IT took more than 130 years for Sunderland Football Club to appoint its first overseas boss, writes Graeme Anderson.
Today, the club was expected to appoint its second foreigner in under a year as the Black Cats’ new head coach.
Like Paolo Di Canio though, Gus Poyet, is a foreigner who is very familiar to the people of Wearside, having played for many years in the Premier League before going on to coach and manage in this country.
But what exactly do we know of the new man charged with saving and reviving a stricken and struggling Sunderland?
Gustavo Augusto Poyet Domínguez was born in Montevideo, the capital of Uruguay, 45 years ago.
He was to make his name as a supremely-gifted midfielder blessed with great skill, balance and, at 6ft 2ins, physical presence.
He also had a keen eye for goal and that talent occasionally saw him asked to play in the role of striker.
He was 20 when he made his debut for French outfit Grenoble scoring eight goals in 37 appearances before moving to River Plate in his home country and scoring 28 goals in 78 appearances.
But it was at Spanish side Real Zaragoza between 1990-97 that he was to establish his reputation, scoring 60 goals in 240 appearances, playing with passion and power and great athleticism for such a big man.
And he never lost that knack of scoring goals regularly from midfield.
As a free transfer to Chelsea, he must represent one of the best value for money signings that the Blues ever made and between 1997-2001 he scored 49 goals in 145 games as the Londoners soared towards the top of the English game.
Three of those goals came against Sunderland – including the consolation goal in the Black Cats’ famous 4-1 demolition of the Blues at the Stadium of Light in December, 1999.
And he was something of a nemesis for Sunderland – scoring against them twice more for Spurs – where he finished his career, playing from 2001-04 scoring 23 goals in 98 games.
Surprisingly, for such a gifted player, he played only 26 times for his country, scoring three goals between 1993-2000 – though he was part of the team which won the 1995 Copa America.
When he retired, at the age of 37, he had accumulated a locker full of medals – at Real Zaragoza, he won the UEFA Cup Winners’ Cup in 1995; at Chelsea the UEFA Cup Winners Cup in 1998, the UEFA Super Cup in 1998 and the FA Cup in 2000.
After hanging up his boots he moved into coaching in 2006, serving as assistant manager to Dennis Wise at Swindon Town and Leeds United and then to Juande Ramos at Spurs.
He became a manager for the first time November, 2009, when he took over the reins at Brighton and successfully kept them up before, in his first full season, he led the club to promotion as League One Champions.
His efforts that season were recognised with the League One Manager of the Year award from the League Managers’ Association and he also won the Football League award for Outstanding Achievement.
Brighton spent the next season as early pace-setters in the Championship and were never in danger of relegation in their first season back at that level, fortified by their new Amex Stadium after years of uncertainty surrounding their eventual home.
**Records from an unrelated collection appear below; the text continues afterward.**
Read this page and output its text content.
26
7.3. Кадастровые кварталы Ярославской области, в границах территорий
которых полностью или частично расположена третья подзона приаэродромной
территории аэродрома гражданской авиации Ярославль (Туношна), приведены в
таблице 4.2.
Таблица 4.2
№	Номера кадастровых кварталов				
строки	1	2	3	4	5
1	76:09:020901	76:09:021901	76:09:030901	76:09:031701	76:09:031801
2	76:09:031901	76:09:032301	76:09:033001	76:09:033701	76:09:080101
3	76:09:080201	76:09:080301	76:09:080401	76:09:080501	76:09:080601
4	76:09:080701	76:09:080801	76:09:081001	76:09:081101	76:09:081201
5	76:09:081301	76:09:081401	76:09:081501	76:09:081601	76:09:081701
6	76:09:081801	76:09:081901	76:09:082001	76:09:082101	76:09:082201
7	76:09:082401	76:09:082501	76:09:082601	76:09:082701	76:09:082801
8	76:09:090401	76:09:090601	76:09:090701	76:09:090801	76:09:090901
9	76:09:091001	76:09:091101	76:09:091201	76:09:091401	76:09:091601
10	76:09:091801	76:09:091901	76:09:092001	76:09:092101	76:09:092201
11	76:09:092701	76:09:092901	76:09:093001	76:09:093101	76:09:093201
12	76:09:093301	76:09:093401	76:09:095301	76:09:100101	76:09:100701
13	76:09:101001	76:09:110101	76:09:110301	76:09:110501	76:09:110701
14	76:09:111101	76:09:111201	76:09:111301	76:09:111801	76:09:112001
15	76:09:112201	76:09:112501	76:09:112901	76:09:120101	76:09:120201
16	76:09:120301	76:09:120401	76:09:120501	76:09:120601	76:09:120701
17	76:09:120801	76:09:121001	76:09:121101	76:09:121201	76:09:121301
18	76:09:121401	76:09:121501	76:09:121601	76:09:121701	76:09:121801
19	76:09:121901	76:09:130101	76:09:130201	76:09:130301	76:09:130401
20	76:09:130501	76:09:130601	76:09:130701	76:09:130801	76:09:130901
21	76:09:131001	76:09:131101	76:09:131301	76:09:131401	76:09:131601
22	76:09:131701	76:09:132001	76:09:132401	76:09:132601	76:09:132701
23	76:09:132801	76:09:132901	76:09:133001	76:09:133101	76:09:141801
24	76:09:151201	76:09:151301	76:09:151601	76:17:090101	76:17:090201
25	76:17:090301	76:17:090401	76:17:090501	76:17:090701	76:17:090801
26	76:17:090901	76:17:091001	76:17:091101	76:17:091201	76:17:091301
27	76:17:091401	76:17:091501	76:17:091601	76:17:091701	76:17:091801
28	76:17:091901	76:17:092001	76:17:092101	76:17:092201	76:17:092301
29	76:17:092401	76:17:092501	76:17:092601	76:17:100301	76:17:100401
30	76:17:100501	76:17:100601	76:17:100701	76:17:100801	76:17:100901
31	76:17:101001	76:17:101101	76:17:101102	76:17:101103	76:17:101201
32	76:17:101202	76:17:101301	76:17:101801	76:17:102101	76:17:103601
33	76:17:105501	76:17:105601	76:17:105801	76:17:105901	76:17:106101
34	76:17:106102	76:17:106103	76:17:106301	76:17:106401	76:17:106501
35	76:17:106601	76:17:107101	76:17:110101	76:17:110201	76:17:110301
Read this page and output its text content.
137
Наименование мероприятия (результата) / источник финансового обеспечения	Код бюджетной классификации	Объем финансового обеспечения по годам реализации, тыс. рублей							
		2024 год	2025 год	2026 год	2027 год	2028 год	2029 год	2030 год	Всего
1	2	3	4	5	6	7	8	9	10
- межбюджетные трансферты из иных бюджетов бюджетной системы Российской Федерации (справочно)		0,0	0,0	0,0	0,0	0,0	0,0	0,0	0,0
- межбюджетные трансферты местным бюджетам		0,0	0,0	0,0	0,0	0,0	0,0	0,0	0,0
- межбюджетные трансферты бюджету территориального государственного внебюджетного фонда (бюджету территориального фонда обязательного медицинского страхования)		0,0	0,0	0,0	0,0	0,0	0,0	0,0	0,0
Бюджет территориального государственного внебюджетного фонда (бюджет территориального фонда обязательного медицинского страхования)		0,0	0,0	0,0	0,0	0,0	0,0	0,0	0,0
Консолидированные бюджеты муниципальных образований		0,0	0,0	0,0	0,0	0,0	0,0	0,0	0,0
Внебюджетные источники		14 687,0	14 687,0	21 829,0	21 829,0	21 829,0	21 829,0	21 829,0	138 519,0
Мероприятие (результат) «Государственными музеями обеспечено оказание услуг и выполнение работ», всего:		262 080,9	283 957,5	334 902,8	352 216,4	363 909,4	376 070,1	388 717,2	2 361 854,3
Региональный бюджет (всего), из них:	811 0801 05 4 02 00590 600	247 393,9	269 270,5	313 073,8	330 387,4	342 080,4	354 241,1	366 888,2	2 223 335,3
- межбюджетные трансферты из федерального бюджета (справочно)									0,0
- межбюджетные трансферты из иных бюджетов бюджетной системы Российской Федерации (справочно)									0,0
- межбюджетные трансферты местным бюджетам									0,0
Last season, he was to guide Brighton to the play-off semi-finals where they lost to rivals Crystal Palace and days later he was suspended before eventually being sacked.
In truth the relationship between Poyet and the club appeared to have been breaking down for a while and was not solely down to an unsavoury incident involving one of his players in the semi-final.
Poyet was said to have become disillusioned with the lack of investment in players; the club’s owners were said to feel that the South American needed reining in.
As the ashes of his dismissal were raked over, so Poyet’s reputation came under scrutiny.
And it is no surprise, given those inquests, that many Sunderland fans have wondered over the last few days whether one passionate, emotional, combustible foreigner at Sunderland is not about to be replaced by another.
Poyet did appeal the decision but did not succeed and spent his summer on the punditry circuit – openly admitting last week that he was biding his time in the hope that a job might come up with a struggling Premier League club.
No Premier League club has struggled as much as Sunderland this season, who have only one point from a possible 21 and now the Uruguayan has the opportunity he craved.
He will come into the club with the same brief as was given to Paolo Di Canio earlier this year: Save Our Season. It will be no easy task.
His first task will simply be to win games. His second, one suspects, will to prove to players and fans alike, that he is no Paolo Di Canio.